Luckily for legal consumers, Cameron may not ever be dispensing legal advice again as he is looking at a potential maximum sentence of 75 years after being convicted in a nationwide fake lawyering scandal. Cameron is alleged to have defrauded more than 100 victims. He will be sentenced in federal court on May 31, and with any luck, his sentence will restrict dispensing legal advice to his fellow inmates (and wouldn't that be a fun appeal to read -- Fake Lawyer Appeals Sentence Prohibiting Fake Lawyering in Jail).
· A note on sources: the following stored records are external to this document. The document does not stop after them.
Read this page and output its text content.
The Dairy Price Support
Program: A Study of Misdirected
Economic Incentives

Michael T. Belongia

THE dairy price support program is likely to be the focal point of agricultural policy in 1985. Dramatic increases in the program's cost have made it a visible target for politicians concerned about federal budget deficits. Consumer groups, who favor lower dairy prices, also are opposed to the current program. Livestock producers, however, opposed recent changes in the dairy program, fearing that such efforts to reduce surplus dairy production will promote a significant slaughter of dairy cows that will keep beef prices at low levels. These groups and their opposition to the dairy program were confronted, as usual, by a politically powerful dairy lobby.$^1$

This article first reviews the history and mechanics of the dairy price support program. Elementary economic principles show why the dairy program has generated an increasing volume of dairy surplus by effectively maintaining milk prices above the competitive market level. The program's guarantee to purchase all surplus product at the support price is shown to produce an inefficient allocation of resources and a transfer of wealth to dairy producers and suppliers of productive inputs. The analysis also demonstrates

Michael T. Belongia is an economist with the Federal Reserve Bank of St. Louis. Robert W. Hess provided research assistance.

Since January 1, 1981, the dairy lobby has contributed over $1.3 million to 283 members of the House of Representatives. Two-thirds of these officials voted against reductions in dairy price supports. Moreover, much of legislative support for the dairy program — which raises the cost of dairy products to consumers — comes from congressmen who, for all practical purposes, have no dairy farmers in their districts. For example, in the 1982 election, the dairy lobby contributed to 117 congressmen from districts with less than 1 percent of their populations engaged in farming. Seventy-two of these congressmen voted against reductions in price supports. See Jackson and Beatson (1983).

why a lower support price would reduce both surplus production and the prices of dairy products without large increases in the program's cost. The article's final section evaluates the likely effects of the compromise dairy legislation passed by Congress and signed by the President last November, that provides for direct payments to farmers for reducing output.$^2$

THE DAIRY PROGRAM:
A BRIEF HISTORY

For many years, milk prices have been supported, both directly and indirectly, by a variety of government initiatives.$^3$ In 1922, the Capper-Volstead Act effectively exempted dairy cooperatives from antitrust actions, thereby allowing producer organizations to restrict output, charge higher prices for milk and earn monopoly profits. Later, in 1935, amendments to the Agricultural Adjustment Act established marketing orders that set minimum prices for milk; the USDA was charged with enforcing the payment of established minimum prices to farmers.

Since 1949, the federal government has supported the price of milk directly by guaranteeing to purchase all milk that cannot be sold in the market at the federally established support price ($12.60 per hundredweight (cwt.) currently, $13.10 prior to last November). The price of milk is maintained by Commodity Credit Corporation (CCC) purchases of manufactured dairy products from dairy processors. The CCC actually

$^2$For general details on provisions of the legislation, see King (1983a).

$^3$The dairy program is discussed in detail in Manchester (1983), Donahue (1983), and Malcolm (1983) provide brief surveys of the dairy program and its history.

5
Details of the Dastardly Deeds

Leaford George Cameron seemed to take whatever cases he could convince people to hire him for. He set up a fake law firm, complete with real fake letterhead, and took cases in Pennsylvania, New York, New Jersey, Connecticut, Florida, Illinois, Jamaica and India.

Cameron claimed to have attended Cambridge University in London. He also claimed, when asked by authorities in relation to prior fake lawyering charges, that he "should" have been licensed to practice in Pennsylvania and New Jersey. However, when authorities investigated, no records were found of Cameron being licensed to practice law in any state. Cameron used state bar numbers of actual licensed attorneys and somehow managed to keep fake practicing for over a decade.

Know Thy Adversary

When it comes to your opposing counsel, unless you actually know them, it's probably worthwhile to run a quick web-search to confirm they are actually licensed and in good standing. Depending on your state bar, the information you can learn from your adversary's profile may actually be worthwhile.

For example, in California, the state bar website tells you the date of admission and whether an attorney has faced any discipline (and if so, you can see why). Also, the state bar website offers expanded profiles that let attorneys provide their practice areas, which can clue you in to whether your adversary is in over their head (in an unadvertised practice area).